Right. Child of God I have. I'm just going to do that next after I finish the trilogy [All the Pretty Horses, The Crossing and Cities of the Plain]. I'm just on the last book of the trilogy.
I think Child of God's probably my favorite.
Yeah? Is it more macabre?
Well, it's pretty fucked up.
I love that aspect of him, you know.
I like small, tightly wound books. Like really good novellas. You know, fiction that in a way operates like poetry in its preciseness.
That's what I like about Lolita, because the whole thing is like a big tone poem, you know.
Well then, I think you'll like Child of God.

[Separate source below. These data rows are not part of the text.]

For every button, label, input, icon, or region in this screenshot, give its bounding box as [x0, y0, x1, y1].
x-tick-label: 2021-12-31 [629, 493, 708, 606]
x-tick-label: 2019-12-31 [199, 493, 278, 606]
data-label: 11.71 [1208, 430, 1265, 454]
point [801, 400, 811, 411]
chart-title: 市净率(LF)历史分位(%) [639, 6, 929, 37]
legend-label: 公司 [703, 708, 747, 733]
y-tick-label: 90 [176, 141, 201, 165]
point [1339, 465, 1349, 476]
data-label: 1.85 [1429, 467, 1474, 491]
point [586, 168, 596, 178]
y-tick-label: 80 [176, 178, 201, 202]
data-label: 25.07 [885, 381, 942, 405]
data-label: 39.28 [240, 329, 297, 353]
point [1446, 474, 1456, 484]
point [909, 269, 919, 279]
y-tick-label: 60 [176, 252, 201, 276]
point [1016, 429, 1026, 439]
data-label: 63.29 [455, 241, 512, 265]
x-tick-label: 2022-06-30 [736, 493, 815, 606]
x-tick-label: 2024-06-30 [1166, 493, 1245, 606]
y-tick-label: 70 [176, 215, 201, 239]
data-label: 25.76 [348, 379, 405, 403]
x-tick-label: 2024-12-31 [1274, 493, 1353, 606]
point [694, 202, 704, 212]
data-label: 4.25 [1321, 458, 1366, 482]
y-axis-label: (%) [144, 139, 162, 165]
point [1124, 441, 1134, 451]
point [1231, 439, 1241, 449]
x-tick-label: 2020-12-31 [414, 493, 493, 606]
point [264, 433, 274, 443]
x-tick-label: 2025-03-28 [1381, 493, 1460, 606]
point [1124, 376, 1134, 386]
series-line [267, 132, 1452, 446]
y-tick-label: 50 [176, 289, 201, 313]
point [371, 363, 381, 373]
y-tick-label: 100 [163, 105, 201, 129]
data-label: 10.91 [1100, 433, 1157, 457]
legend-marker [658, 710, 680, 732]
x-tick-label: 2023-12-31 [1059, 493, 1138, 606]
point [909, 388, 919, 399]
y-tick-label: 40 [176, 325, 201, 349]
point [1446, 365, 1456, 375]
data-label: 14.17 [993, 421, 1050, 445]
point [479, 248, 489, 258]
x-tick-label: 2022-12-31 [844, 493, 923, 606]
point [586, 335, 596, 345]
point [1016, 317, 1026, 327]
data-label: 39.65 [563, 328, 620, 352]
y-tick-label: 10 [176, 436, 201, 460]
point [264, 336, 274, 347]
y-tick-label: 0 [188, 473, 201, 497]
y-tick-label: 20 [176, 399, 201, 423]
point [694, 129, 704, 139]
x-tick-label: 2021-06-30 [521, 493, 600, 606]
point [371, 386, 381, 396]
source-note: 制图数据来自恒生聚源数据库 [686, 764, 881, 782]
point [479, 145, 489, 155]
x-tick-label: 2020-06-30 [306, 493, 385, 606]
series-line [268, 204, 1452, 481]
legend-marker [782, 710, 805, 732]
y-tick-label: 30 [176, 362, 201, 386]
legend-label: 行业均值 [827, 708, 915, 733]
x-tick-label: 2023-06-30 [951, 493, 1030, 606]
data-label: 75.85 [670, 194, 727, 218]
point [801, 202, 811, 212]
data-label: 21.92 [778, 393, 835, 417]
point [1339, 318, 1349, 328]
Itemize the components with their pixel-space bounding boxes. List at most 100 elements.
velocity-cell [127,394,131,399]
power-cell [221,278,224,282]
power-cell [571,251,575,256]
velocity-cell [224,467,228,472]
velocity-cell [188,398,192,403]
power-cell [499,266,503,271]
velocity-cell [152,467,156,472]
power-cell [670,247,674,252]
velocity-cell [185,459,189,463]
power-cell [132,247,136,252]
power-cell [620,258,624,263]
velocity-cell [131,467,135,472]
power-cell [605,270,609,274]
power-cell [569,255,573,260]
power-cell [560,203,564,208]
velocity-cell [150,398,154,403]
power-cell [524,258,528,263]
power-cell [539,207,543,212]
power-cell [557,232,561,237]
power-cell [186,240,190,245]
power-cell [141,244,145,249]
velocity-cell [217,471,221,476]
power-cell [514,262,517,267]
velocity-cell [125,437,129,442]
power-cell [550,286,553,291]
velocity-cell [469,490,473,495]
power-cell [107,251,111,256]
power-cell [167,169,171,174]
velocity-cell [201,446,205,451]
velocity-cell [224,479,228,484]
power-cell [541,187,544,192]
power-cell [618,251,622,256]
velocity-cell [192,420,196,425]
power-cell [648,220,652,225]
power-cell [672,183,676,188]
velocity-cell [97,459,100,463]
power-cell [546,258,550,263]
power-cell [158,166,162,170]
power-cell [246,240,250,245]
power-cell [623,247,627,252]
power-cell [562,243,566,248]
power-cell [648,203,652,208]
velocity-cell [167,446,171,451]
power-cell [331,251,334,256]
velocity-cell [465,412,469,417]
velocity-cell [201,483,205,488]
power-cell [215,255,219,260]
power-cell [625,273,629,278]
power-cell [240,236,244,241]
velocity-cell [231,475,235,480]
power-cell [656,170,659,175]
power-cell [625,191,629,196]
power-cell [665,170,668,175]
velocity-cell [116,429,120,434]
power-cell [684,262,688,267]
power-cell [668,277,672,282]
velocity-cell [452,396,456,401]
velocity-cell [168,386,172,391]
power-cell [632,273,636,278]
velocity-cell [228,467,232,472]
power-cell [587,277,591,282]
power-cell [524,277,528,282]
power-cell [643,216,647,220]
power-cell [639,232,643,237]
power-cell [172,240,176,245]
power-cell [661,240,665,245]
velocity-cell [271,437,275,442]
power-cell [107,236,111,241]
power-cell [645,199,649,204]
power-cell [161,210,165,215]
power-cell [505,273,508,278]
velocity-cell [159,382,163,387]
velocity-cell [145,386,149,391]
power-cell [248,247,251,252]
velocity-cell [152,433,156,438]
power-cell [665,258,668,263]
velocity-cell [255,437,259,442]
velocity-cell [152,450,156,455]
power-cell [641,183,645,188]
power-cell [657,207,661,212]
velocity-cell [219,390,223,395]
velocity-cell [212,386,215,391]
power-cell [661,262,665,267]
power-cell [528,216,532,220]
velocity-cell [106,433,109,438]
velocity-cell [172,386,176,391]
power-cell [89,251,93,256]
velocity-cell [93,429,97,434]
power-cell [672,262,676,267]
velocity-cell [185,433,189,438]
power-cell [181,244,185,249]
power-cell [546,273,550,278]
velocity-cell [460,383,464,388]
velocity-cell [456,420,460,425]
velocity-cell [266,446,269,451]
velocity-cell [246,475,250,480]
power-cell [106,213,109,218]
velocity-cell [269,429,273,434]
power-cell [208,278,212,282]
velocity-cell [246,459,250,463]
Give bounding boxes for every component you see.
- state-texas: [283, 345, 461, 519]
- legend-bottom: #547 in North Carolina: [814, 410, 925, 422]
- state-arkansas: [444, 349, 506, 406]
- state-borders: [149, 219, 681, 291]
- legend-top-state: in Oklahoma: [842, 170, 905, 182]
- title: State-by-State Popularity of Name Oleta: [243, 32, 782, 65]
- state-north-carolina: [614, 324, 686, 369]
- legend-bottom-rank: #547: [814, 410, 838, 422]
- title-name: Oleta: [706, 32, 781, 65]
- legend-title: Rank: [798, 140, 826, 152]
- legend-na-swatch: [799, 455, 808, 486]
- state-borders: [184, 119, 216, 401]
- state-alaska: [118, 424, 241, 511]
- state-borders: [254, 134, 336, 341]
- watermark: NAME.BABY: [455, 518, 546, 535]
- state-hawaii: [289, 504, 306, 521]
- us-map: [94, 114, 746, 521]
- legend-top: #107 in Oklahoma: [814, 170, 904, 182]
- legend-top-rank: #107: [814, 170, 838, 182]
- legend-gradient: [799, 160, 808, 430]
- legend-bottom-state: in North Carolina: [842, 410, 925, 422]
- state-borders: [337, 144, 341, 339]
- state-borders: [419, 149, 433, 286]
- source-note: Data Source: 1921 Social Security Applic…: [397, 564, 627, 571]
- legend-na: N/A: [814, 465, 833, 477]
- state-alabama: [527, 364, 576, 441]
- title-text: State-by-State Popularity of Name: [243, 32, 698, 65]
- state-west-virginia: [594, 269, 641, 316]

That's the next one I'm going to read right after I, I'm almost finished with Cities of the Plain.
I think it's probably the tightest of McCarthy's early work.
Did you read The Road, though?
It's so heavy. And it just stays with you. And it's so awful. It's awful but it's so compelling at the same time. You should read it. I recommend it. In the fucking blurb in the book it says it's his most accessible book and in a way it kind of is because it's different than the other ones, but it's not, you know. But it's very, very tight.
I'll put it on the summer reading list.
Yeah, I recommend it highly, but it really stays with you. It's about this guy traveling after some sort of unspecified nuclear event, you know. And there's nothing. There's just nothing. He's just traveling through this world of nothingness with his kid. It's gruesome, but fascinating.
Would it make a good movie?
No, it's so mental in a way. I don't know. I don't think you could capture the same thing that reading it does to your brain. I don't know. I think the trilogy would make a great . . . Didn't they make Pretty Horses into a film?
Yeah, Billy Bob Thornton directed that one. And I think maybe even Penelope Cruz was in it. I think she was the . . .
The girl, yeah. Huh. I was thinking that those three might work, and then I kept seeing Blood Meridian as some sort of a Jodorowsky/Fellini fucking fever dream type film, you know. Because that's a great thing. Because his fucking writing is like so hypnotic it pulls you in. It lulls you. And some of them are these long spaces where nothing happens except for imagery and scenery and this visceral shit, and then these little bursts of action and violence. It's terrific shit. I'm really enjoying it. I'm a big reader, as you can see.
I can definitely can tell. So here's kind of a segue. Tell me the name of a movie you've seen at least three times.
Shit. Any of those Fellini . . . 8 1/2 is one of my favorite movies of all time. I watch that repeatedly. And I was watching fucking No Country for Old Men several times because there's something about it and that's what drew me into the reading of all his stuff.
Was that your favorite movie of last year?
Yeah. No, I liked the Sinclair Lewis thing [There Will Be Blood, adapted from Lewis' Oil!]. I liked that too. I've got to read that yet too. I have that on my . . . I buy all these fucking books and I don't have enough time to read them. I've got to read that yet. I read The Jungle which is kind of cool.